Buradan nacizane bir iki tavsiyede bulunmak istiyorum. Söyleyeceklerim çok farklı kimsenin bilmediği dahice formüller de değil. Futbol ile benim kadar ilgilenen herkesin benden daha iyi bildiği şeyler. Artık takımlarımız bir senelik değil en az 4 sezonluk olmak şartıyla uzun vadeli planlar yapmaya başlamalı. Başarıyı ilk sezonda beklememeyi öğrenmeli ve sabretmeliyiz. Eğer bir ekol , bir sistem oluşturmak gibi bir amacınız varsa böyle düşünmeliyiz artık. Yok en geç mart ayının yarısına kadar (o da her sene değil) Avrupa'da maç yapmak bize yetecekse sorun yok, ama eğer gerçekten başarıyı hedefliyorsak bence sistemleri değiştirmemiz lazım. Galatasaray'ın tarihinde Avrupa'da en yüksek noktalara ulaştığı 3 hoca var . Mustafa Denizli ,Fatih Terim ve Lucescu. Lucescu'yu ayrı tutmak istiyorum burada, çünkü takımı ona emanet etmek ne kadar doğru bir hamle ise , onu göndermek o kadar büyük saçmalıktı. Bir sistem tam oturacakken bir çuval incir berbat oldu. Neyse efendim gelelim iki yerli hocamıza. Mustafa Denizli kimdi? Derwall'in yardımcısı. Peki ya Fatih Terim? Piontek'in yardımcılığını yapmadı mı? Peki bu teknik adamlar görevi bırakınca ya da ayrılınca neden yerlerine yardımcıları getirilmedi? Ya da herşeye karışmaya meraklı başkanlarımız neden bu hocalara " siz bir gün bu takımdan gidebilirsiniz, o yüzden yanınıza yetiştirmek üzere birini alın da sizden sonra selefiniz bu işi yapsın" demediler? Ya da efendim Fatih Terim 4 sene üst üste kalmadı mı bu takımın başında. Hem de ilk 3 sezonda Avrupa'da başarı olarak gösterilebilecek birşey de yok. Yani alınan puanlar dışında bir üst tura çıkma başarısı yok. İstikrarın başarı getirdiğini Türkiye'de en iyi bilen kulüplerden birisidir Galatasaray. (Beşiktaş da Gordon Milne döneminden iyi bilir) Şimdi efendim bunlar bilinirken, Galatasaray nasıl oldu da son iki sezonda 4 farklı teknik adam tarafından idare edilen bir takım haline geldi? Ölmekle kalmak arasında gidip gelen Kalli'yi bu takımın başına getirirken, Eric Gerets'i, Lucescu'yu kovarken, Fatih Terim'i bir seçim vaadi haline getirip,sonra da o kadar kötü bir kadro teslim ederken hiç mi içiniz sızlamadı. Bu kadar mı az seviyorsunuz bu takımı bu renkleri.

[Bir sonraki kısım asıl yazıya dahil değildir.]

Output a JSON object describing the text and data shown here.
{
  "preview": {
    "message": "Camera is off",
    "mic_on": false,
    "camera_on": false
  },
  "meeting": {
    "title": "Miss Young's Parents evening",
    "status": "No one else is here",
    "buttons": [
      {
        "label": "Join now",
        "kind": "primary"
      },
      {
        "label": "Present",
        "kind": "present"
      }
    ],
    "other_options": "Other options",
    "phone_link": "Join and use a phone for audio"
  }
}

Bu mu başkanlık , bu mu hizmet. Şimdi kimi getirceksiniz bilmiyorum. Ama gelecek kişi ile birlikte uzun vadeli bir plan gelmeyecekse, seneye gene sezonu 2 hoca ile bitirecek, yahut seneye bu günlerde yeni hoca arıyor olacaksanız ne diyim size.
Olayın bir de diğer boyutu olan, genç teknik adamlarımızın büyük takımların başına erken gelmek gibi yaptıkları bir hata var. Bunun ile ilgili de bir yazı çok yakında gelecek. Ama şu an o kadar sinirliyim ki bu yönetim yanlışlarına anlatamam. Neyse başınızı şişirdim.